Liège is home to numerous folklore traditions. Don’t miss the Museum of Walloon Life, near Place Saint-Lambert. If you’re feeling energetic, climb the narrow steps of the Montagne de Bueren behind the museum to the slopes of the Citadel above. The city’s emblem is the character Tchatchès and the puppet has pride of place in the four-day festivities that take place in mid-August.

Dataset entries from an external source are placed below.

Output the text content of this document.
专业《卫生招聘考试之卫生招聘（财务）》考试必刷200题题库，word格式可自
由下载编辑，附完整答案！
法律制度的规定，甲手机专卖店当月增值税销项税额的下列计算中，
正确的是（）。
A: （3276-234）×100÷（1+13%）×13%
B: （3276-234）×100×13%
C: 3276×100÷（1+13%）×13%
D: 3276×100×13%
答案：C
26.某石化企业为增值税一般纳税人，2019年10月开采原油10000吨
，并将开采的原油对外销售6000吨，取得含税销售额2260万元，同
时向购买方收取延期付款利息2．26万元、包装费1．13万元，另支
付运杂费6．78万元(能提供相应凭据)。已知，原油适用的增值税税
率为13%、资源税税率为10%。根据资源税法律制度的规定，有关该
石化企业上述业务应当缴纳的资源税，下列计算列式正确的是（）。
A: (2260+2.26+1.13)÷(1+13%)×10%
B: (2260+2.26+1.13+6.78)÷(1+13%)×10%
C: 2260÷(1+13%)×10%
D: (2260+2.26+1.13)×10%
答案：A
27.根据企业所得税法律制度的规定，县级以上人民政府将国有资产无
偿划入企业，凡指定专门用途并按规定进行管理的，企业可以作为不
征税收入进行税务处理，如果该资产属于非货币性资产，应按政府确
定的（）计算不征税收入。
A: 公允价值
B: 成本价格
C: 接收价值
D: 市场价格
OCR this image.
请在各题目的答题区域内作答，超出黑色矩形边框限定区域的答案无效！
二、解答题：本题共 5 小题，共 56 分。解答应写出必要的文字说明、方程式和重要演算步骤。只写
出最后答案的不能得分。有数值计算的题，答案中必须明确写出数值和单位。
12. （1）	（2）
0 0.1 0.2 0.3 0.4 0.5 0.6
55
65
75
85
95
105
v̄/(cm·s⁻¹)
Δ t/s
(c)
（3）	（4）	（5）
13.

Overlooking Place Saint-Lambert in the heart of Liège is the sumptuous prince-bishops’ palace, housing provincial offices and the law courts. Guided tours are available, or you can walk through the main entrance to marvel at the medieval courtyard. Heading east, the museum quarter includes the refurbished Curtius museum, dedicated to history and art. Cross the river by Pont des Arches, the favoured bridge of local crime writer Georges Simenon, and explore the Outremeuse area. The commercial centre of Liège, known as the Carré, is a warren of shops, and its bars are popular student haunts at night. Shopaholics can head to the Médiacité complex, which includes an ice rink that’s open all year round. Take a tourist train from the centre to see all the city sights. Liège Aquarium has a remarkable collection of interest to all the family.
Eat, drink & sleep
A local speciality is boulets de Liège, savoury meatballs in a sauce made with Liège syrup; try them at Chez Lequet. For an introduction to pèkèt, the local genever made from juniper berries, go to La Maison du peket. Other regional favourites are boudin sausages and sugar-encrusted Liège waffles (try Maison Massin). Italian immigration has influenced local cuisine, so pizza and pasta joints abound. In the foyer of the Wallonia Royal Opera House, enjoy a quick self-service lunch in a grandiose setting. Equally fabulous is the five-star Les Comtes de Méan, a modern complex created out of two elegant townhouses. Smaller but still stylish is the Hotel Neuvice, near the Place du Marché. The 18th-century building is in a street that dates from the 12th century and today has an excellent choice of food shops.
Lying on the river Meuse, Liège prides itself as a major international transport hub. Liège Airport is just outside the city and the Santiago Calatrava-designed Guillemins station places Liège at the centre of a European high-speed network. From the station, a breathtaking glass and steel structure, walk or cycle across the new La Belle Liègoise pathway to the Boverie park, a landscaped green space housing La Boverie, the city’s newly renovated modern and contemporary art museum.